Case C-614/10: Action brought on 22 December 2010 — European Commission v Republic of Austria

OJ C 72, 5.3.2011, p. 13–13 (BG, ES, CS, DA, DE, ET, EL, EN, FR, IT, LV, LT, HU, MT, NL, PL, PT, RO, SK, SL, FI, SV)

5.3.2011   

EN

Official Journal of the European Union

C 72/13


Action brought on 22 December 2010 — European Commission v Republic of Austria

(Case C-614/10)

2011/C 72/22

Language of the case: German

Parties

Applicant: European Commission (represented by: B. Martenczuk and B.-R. Killmann, acting as Agents)

Defendant: Republic of Austria

Form of order sought

Declare that the Republic of Austria has infringed its obligations under the second subparagraph of Article 28(1) of Directive 95/46/EC because the legal situation in Austria of a Data Protection Commission created as data protection inspection body does not fulfil the criterion of complete independence.

order the Republic of Austria to pay the costs.

Pleas in law and main arguments

The Commission is of the opinion that the independence of the Data Protection Commission as inspection body for the control of data protection regulations in Austria is not guaranteed.

The Data Protection Commission is organisationally closely connected with the Federal Chancellor’s Office (Bundeskanzleramt).
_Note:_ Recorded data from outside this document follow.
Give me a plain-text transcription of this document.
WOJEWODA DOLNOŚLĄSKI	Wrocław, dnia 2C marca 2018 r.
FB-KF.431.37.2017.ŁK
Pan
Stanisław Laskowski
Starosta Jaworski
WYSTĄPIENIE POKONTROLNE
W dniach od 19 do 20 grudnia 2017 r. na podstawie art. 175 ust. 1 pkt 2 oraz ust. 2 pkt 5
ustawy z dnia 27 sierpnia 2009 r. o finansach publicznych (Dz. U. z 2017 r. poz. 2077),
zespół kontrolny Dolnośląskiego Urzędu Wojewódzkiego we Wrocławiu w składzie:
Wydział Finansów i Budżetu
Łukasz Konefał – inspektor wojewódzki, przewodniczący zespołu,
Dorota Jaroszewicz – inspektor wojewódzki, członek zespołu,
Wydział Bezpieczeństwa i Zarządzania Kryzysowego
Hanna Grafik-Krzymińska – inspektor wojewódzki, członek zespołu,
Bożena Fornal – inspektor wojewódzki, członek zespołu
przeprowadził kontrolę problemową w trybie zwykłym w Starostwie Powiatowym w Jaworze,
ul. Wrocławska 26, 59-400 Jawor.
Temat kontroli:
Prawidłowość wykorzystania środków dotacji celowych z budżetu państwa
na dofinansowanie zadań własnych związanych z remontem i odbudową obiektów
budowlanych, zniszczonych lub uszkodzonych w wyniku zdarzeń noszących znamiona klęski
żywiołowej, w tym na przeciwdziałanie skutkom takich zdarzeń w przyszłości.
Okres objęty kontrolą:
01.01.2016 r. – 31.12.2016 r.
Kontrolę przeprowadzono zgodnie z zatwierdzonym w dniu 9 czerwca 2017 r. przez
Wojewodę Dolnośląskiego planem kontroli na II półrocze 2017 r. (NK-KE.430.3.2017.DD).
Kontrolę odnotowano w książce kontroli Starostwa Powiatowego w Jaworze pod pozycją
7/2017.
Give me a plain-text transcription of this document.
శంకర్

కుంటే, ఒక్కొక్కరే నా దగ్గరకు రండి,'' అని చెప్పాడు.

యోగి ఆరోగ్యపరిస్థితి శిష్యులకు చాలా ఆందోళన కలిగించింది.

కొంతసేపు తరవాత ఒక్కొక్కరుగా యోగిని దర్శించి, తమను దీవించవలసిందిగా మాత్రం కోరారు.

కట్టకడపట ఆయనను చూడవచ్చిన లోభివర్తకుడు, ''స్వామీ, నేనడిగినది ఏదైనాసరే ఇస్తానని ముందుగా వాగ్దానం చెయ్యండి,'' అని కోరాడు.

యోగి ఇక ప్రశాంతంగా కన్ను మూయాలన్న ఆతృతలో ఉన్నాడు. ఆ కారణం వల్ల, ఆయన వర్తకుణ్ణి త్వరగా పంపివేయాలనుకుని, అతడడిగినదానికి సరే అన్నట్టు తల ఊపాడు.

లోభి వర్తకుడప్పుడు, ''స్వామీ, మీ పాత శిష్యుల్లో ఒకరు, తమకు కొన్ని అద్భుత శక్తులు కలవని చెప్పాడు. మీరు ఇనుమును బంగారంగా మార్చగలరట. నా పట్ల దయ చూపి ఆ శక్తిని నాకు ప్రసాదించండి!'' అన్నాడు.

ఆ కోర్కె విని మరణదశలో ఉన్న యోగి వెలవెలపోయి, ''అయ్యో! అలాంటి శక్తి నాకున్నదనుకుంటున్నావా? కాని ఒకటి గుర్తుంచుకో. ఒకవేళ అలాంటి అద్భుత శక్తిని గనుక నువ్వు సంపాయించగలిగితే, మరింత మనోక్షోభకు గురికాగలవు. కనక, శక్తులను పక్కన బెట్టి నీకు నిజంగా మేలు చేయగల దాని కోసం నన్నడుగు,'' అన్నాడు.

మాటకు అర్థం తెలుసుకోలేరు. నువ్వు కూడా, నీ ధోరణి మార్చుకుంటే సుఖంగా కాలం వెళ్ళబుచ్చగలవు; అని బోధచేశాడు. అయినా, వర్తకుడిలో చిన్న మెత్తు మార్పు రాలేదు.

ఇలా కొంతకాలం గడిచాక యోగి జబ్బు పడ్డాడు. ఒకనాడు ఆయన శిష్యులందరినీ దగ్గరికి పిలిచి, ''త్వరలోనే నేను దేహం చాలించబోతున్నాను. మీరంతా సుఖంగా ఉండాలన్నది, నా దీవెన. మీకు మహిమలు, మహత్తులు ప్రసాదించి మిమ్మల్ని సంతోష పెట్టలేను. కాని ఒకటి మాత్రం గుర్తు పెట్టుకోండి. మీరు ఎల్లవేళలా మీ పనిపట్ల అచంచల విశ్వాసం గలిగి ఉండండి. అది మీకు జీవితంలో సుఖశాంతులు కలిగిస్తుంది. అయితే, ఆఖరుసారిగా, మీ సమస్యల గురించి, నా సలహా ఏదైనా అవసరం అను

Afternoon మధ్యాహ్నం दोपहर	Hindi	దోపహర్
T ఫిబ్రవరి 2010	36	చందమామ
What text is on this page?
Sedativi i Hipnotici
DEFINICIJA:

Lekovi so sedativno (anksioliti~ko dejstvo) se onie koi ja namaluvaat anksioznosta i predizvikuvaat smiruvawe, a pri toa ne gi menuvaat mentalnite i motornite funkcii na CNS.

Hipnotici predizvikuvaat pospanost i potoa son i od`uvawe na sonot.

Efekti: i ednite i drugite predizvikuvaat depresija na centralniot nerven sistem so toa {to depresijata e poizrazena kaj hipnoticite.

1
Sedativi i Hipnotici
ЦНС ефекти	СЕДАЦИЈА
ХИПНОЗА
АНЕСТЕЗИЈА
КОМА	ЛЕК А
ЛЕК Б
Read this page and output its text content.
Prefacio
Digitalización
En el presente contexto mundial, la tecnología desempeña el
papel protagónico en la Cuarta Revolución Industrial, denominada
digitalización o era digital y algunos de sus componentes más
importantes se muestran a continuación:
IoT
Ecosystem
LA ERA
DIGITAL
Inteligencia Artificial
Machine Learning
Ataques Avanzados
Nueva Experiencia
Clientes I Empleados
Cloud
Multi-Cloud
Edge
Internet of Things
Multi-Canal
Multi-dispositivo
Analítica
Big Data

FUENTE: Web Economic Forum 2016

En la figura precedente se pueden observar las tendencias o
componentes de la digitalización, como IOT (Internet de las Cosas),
The latter supervises the employees of the Data Protection Commission and is also responsible for that commission’s material provisions. Furthermore, an administrative officer of the Federal Chancellor’s Office is responsible for the management of the Data Protection Commission, who is also for the duration of his duties bound by the directions of his supervisor and subject to that supervision. That situation leads to clear conflicts of loyalty and interests.

Moreover, the Federal Chancellor (Bundeskanzler), who like other public posts is subject to the control of the Data Protection Commission, has a comprehensive right to supervise and instruct that commission. As a result, it is possible for the Federal Chancellor at any time and without any concrete ground to inform himself about all aspects of the management of the Data Protection Commission. There exists thereby the risk that that right could be used in order to exercise political influence.